Pages

Tuesday, March 12, 2013

Reading Charts

Pet Peeve Time

My medical professors and senior residents trained me well.  I may not have liked it at the time, but they were insistent that I review old records when a patient was assigned to me.  Records were kept on paper with tabs for the various types of entries.  They would come up in a big basket, often with multiple volumes, and have the approximate appearance of a telephone directory from  a large city.  On the front of each admission would be a transcribed discharge summary which provided mostly useful information but occasionally became the source for propagated misinformation from one hospitalization to the next.  The specialists tended to go beyond discharge summaries,  needing to look at trends in lab data over time so I got very proficient at reviewing where the CBC's and creatinines had been the last few years.  Serial radiologic studies were more difficult to assess so a trip to the X-Ray File Room would be part of the chart review much of the time.
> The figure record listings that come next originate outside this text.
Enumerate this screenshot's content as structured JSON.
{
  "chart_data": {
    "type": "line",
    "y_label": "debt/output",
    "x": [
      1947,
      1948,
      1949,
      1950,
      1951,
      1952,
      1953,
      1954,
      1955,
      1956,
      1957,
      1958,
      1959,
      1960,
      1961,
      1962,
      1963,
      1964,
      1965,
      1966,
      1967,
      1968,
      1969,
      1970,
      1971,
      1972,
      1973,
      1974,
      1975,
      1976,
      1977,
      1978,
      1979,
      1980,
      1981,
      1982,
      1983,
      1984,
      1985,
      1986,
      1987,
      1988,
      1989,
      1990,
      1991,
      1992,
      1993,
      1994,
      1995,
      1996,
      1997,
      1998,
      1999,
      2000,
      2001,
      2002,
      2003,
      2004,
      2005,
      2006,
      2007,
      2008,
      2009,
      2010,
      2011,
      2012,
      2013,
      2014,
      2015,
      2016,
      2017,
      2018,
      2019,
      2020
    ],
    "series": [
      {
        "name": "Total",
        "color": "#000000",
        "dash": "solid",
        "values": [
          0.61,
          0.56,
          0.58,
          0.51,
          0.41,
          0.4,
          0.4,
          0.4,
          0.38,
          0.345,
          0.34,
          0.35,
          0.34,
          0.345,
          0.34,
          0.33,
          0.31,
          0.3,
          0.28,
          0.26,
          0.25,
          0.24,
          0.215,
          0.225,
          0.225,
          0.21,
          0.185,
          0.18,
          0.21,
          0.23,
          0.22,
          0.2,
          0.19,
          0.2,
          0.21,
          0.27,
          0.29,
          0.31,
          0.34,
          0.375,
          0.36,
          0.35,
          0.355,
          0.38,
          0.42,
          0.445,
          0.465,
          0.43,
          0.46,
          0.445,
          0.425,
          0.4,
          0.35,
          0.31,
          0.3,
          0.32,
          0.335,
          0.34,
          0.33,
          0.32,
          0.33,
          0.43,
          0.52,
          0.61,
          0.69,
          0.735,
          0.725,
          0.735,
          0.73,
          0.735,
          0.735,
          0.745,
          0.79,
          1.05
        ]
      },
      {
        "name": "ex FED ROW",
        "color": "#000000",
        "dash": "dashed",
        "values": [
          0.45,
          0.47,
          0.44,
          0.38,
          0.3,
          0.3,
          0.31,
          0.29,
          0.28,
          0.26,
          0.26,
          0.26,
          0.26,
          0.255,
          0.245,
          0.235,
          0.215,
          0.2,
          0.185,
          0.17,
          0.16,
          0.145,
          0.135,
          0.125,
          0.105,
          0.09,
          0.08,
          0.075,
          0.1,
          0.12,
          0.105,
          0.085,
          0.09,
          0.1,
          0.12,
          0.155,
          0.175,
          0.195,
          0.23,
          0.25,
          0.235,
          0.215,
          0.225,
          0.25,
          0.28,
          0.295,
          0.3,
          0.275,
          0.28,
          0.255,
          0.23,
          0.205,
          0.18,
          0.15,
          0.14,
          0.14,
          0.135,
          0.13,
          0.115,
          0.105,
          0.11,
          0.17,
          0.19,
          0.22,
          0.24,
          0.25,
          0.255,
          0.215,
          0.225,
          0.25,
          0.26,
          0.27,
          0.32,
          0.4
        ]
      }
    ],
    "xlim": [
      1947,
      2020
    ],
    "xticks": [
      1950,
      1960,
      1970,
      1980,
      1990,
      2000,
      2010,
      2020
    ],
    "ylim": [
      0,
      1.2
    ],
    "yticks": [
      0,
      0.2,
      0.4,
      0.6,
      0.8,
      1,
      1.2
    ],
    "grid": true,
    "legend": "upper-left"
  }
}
Computerization of records has made the review much easier.  Instead of having to go through each lab section of each admission, trends are now tabulated across admissions.  All the summaries are presented serially, all the X-Rays are presented in sequence, both images and reports.  This seems like a snap for those of us who once had to hunt for what we need but at least know what we need.  The amount of time spent doing these reviews probably has not changed much but the amount learned about the patient in that time has expanded enormously.  It helps, though, to know what you are looking for, a skill better developed by having to very selectively seeking out prior data from amid a multivolume record.
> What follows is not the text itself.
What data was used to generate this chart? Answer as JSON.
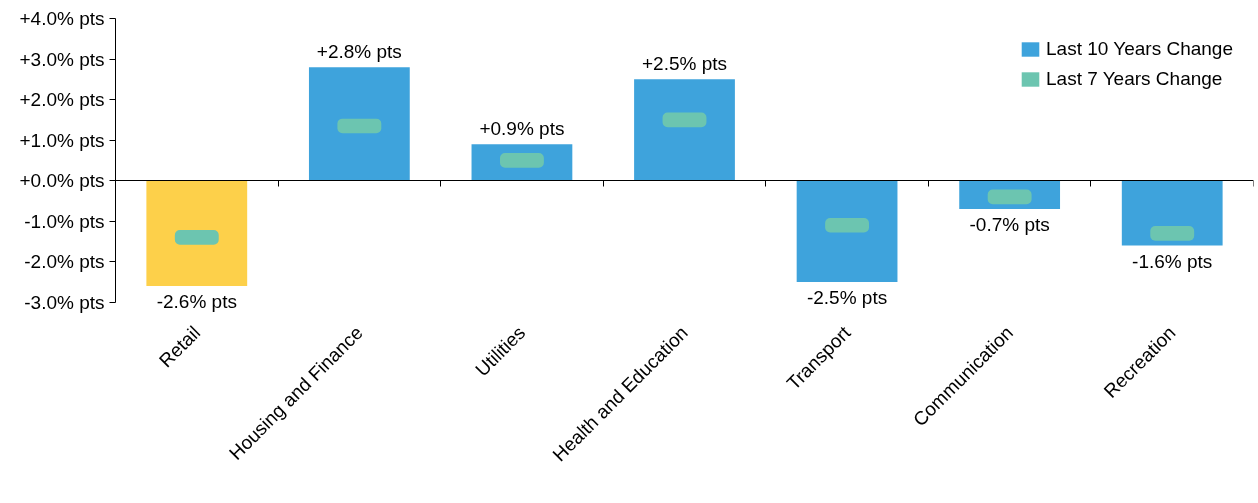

Many of my residents never acquired that skill.  They process through a new patient without ever looking at primary data from the past.  Summaries get propagated forward, misinformation with the correct diagnoses as a bundle.  But review of trends invariably comes from the consultants.  While this type of review is labor intensive, it is not that labor intensive.  And what might they be doing instead?  And why go through all the trouble of doing this if the patient will be handed off to somebody else in a day or two?  There is really no ownership of the patients, maybe not even stewardship.

So for now I have a useful but skill but one of diminishing interest.  I know how to use a stethoscope and slide rule too.